Out-Law News 1 min. read
27 Mar 2015, 5:19 pm
The state-run Ghana News Agency (GNA) said the MOU allows both countries to “automatically provide each other with information about income from immovable property earned by residents of either country, dividends, interest, directors’ fees and income of artists and sportsmen”.
The commissioner-general of the Ghana Revenue Authority (GRA) George Blankson said the MOU would help tax authorities in both countries “to better carry out the provisions” of the international ‘Convention on Mutual Administrative Assistance in Tax Matters’.
According to the GNA, the MOU is the first such agreement to be signed by the countries. In addition, the Netherlands’ ambassador to Ghana, Hans Docter, said both sides were reviewing a tax treaty on double taxation “to include anti-abuse clauses to make it difficult for multinational companies to evade taxes”.
Docter said that as the countries’ “economic relationships become increasingly important, an efficient exchange of information is essential”.
In January 2014, tax authorities in the Netherlands and the GRA signed an MOU on a “broad range of cooperation in tax matters, to assist the GRA in its further development towards a modern tax and customs administration”, the GNA said.
In March 2014, Ghana’s government was urged to review national investment policies and laws “in order to check the massive loss of revenues from the extractive industries through corruption, tax evasion and other forms of illicit financial flows”. A meeting of policymakers and civil society organisations claimed that some tax treaties “had been used as conduits to shift profits from Ghana”.

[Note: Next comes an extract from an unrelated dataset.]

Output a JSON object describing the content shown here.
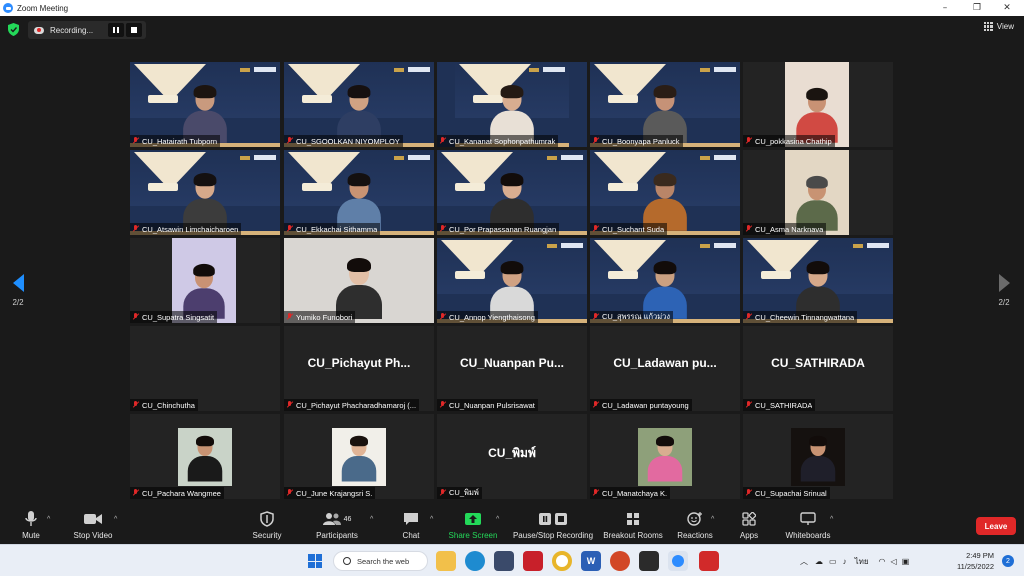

Last April, Ghana’s finance ministry said it was changing tax exemptions procedures to “minimise abuse, tax evasion and tax avoidance”. In addition the ministry said the Ghana Investment Promotion Centre (GIPC) Act would be reviewed “to ensure that (tax) exemptions granted by the GIPC are consistent with the government’s exemption policy”.
Tax expert Heather Self of Pinsent Masons, the law firm behind Out-Law.com said that the action taken by Ghana was in line with a worldwide trend towards greater transparency in tax matters.
"More than 60 countries have signed up to the OECD's Convention on Mutual Assistance, and this agreement by Ghana shows that the trend for automatic information exchange is rapidly spreading on a global basis," she said.